Huge tax break for US expats
The proposed repeal of certain tax exemptions for Americans working overseas has been shelved by US legislators, removing fears in Bermuda of a mass exodus of American expatriates.
Repeal of the so-called Section 911 provision would have ended the current system whereby US expatriates can exclude $80,000 of income and certain housing costs.
The House and Senate are currently attempting to reconcile their differences over a multibillion-dollar tax cut bill whose main objective is to cut dividend tax and create jobs.
According to an Associated Press report yesterday, the Senate proposal to repeal Section 911 has now been dropped under terms of a preliminary compromise between the US House and Senate negotiators.
President Bush is understood to have given a deadline for Congress to pass a tax cut package by the end of this week when lawmakers plan to break for the Memorial Day holiday.
House Ways and Means Committee chairman Bill Thomas was reported as saying that the revenue-raising measures which the Senate had suggested would have to be dropped for any final package to pass the Republican-led House.
News that the proposal had been dropped came as a great relief to many US citizens based in Bermuda, some of whom said they would have considered renouncing their citizenship if the proposal went through.
The controversy arose as the Republican Party was trying to round up support for the tax cut legislation Bush wants. He initially proposed a ten-year, $726 billion tax cut.
But that now is being narrowed by a House-Senate conference committee to something in the range of $350 billion to $550 billion.
Lawmakers favouring substantial tax relief of the sort Bush advocates decided to raise selected taxes over the next decade, and that was when the provision affecting people working abroad then came into play.
In fact, it was the largest single item on the list.

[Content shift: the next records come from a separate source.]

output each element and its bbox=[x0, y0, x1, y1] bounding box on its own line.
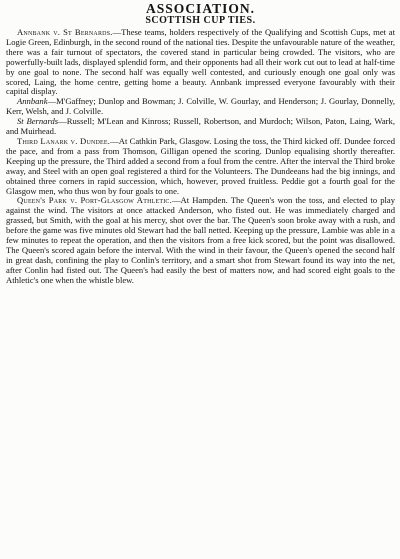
match-report-queens-park-port-glasgow bbox=[6, 196, 395, 285]
team-lineup-annbank bbox=[6, 97, 395, 117]
match-report-third-lanark-dundee bbox=[6, 137, 395, 196]
section-heading: ASSOCIATION. bbox=[146, 1, 255, 16]
match-title: Third Lanark v. Dundee. bbox=[17, 135, 111, 146]
match-report-annbank-st-bernards bbox=[6, 28, 395, 97]
match-title: Queen's Park v. Port-Glasgow Athletic. bbox=[17, 195, 172, 206]
team-players: —Russell; M'Lean and Kinross; Russell, Robertson, and Murdoch; Wilson, Paton, Laing, Wark, and Muirhead. bbox=[6, 116, 395, 137]
match-title: Annbank v. St Bernards. bbox=[17, 27, 113, 37]
match-report-text: —At Hampden. The Queen's won the toss, and elected to play against the wind. The visitors at once attacked Anderson, who fisted out. He was immediately charged and grassed, but Smith, with the goal at his mercy, shot over the bar. The Queen's soon broke away with a rush, and before the game was five minutes old Stewart had the ball netted. Keeping up the pressure, Lambie was able in a few minutes to repeat the operation, and then the visitors from a free kick scored, but the point was disallowed. The Queen's scored again before the interval. With the wind in their favour, the Queen's opened the second half in great dash, confining the play to Conlin's territory, and a smart shot from Stewart found its way into the net, after Conlin had fisted out. The Queen's had easily the best of matters now, and had scored eight goals to the Athletic's one when the whistle blew. bbox=[6, 195, 396, 285]
team-name: Annbank bbox=[17, 96, 48, 107]
match-report-text: —At Cathkin Park, Glasgow. Losing the toss, the Third kicked off. Dundee forced the pace, and from a pass from Thomson, Gilligan opened the scoring. Dunlop equalising shortly thereafter. Keeping up the pressure, the Third added a second from a foul from the centre. After the interval the Third broke away, and Steel with an open goal registered a third for the Volunteers. The Dundeeans had the big innings, and obtained three corners in rapid succession, which, however, proved fruitless. Peddie got a fourth goal for the Glasgow men, who thus won by four goals to one. bbox=[6, 135, 395, 196]
section-subheading: SCOTTISH CUP TIES. bbox=[145, 15, 256, 26]
team-players: —M'Gaffney; Dunlop and Bowman; J. Colville, W. Gourlay, and Henderson; J. Gourlay, Donnelly, Kerr, Welsh, and J. Colville. bbox=[6, 96, 395, 117]
match-report-text: —These teams, holders respectively of the Qualifying and Scottish Cups, met at Logie Green, Edinburgh, in the second round of the national ties. Despite the unfavourable nature of the weather, there was a fair turnout of spectators, the covered stand in particular being crowded. The visitors, who are powerfully-built lads, displayed splendid form, and their opponents had all their work cut out to lead at half-time by one goal to none. The second half was equally well contested, and curiously enough one goal only was scored, Laing, the home centre, getting home a beauty. Annbank impressed everyone favourably with their capital display. bbox=[6, 27, 395, 97]
team-lineup-st-bernards bbox=[6, 117, 395, 137]
team-name: St Bernards bbox=[17, 116, 59, 127]
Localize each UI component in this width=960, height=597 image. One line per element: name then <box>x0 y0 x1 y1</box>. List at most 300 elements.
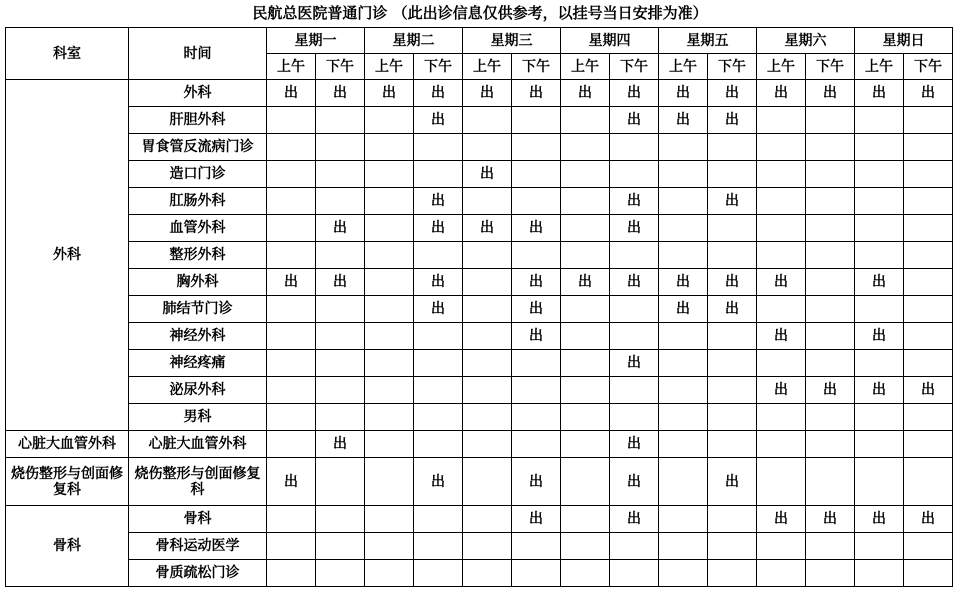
schedule-cell <box>561 296 610 323</box>
schedule-cell <box>267 161 316 188</box>
day-header: 星期四 <box>561 28 659 54</box>
schedule-cell: 出 <box>708 458 757 506</box>
schedule-cell <box>267 188 316 215</box>
schedule-cell: 出 <box>610 107 659 134</box>
schedule-cell: 出 <box>659 296 708 323</box>
schedule-cell: 出 <box>610 506 659 533</box>
schedule-cell <box>463 350 512 377</box>
schedule-cell <box>414 506 463 533</box>
schedule-cell <box>757 431 806 458</box>
schedule-cell: 出 <box>659 107 708 134</box>
header-row-days <box>6 28 953 54</box>
schedule-cell: 出 <box>610 188 659 215</box>
morning-header: 上午 <box>267 54 316 80</box>
schedule-cell <box>316 458 365 506</box>
schedule-cell <box>561 506 610 533</box>
schedule-cell <box>316 323 365 350</box>
day-header: 星期三 <box>463 28 561 54</box>
schedule-cell: 出 <box>757 323 806 350</box>
schedule-cell <box>365 188 414 215</box>
schedule-cell <box>463 107 512 134</box>
schedule-cell: 出 <box>414 107 463 134</box>
table-row <box>6 533 953 560</box>
clinic-name-cell: 胃食管反流病门诊 <box>129 134 267 161</box>
schedule-cell <box>757 215 806 242</box>
schedule-cell <box>316 134 365 161</box>
schedule-cell: 出 <box>463 80 512 107</box>
schedule-cell: 出 <box>757 506 806 533</box>
schedule-cell <box>610 404 659 431</box>
schedule-cell <box>757 560 806 587</box>
schedule-cell: 出 <box>610 431 659 458</box>
schedule-cell <box>365 269 414 296</box>
schedule-cell <box>855 161 904 188</box>
schedule-cell <box>365 431 414 458</box>
schedule-cell <box>659 134 708 161</box>
afternoon-header: 下午 <box>610 54 659 80</box>
schedule-cell: 出 <box>855 377 904 404</box>
table-row <box>6 269 953 296</box>
schedule-cell <box>463 242 512 269</box>
schedule-cell <box>659 533 708 560</box>
schedule-cell <box>708 215 757 242</box>
schedule-cell: 出 <box>414 188 463 215</box>
schedule-cell <box>512 134 561 161</box>
schedule-cell <box>316 560 365 587</box>
schedule-cell <box>267 404 316 431</box>
clinic-name-cell: 肛肠外科 <box>129 188 267 215</box>
schedule-cell: 出 <box>561 269 610 296</box>
time-header: 时间 <box>129 28 267 80</box>
schedule-cell <box>757 533 806 560</box>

In addition to repealing existing law which has allowed Americans working and living abroad to avoid paying federal income taxes on up to $80,000 in wages, there also was talk of getting rid of foreign housing allowances, up to a limit.
According to IRS figures from 2000 provided by Senate officials, roughly 358,000 individuals benefited from the provision excluding taxes on income up to $80,000.
At a cost to the Treasury of $35 billion over the past decade, the average ten-year tax savings would have been more than $97,000.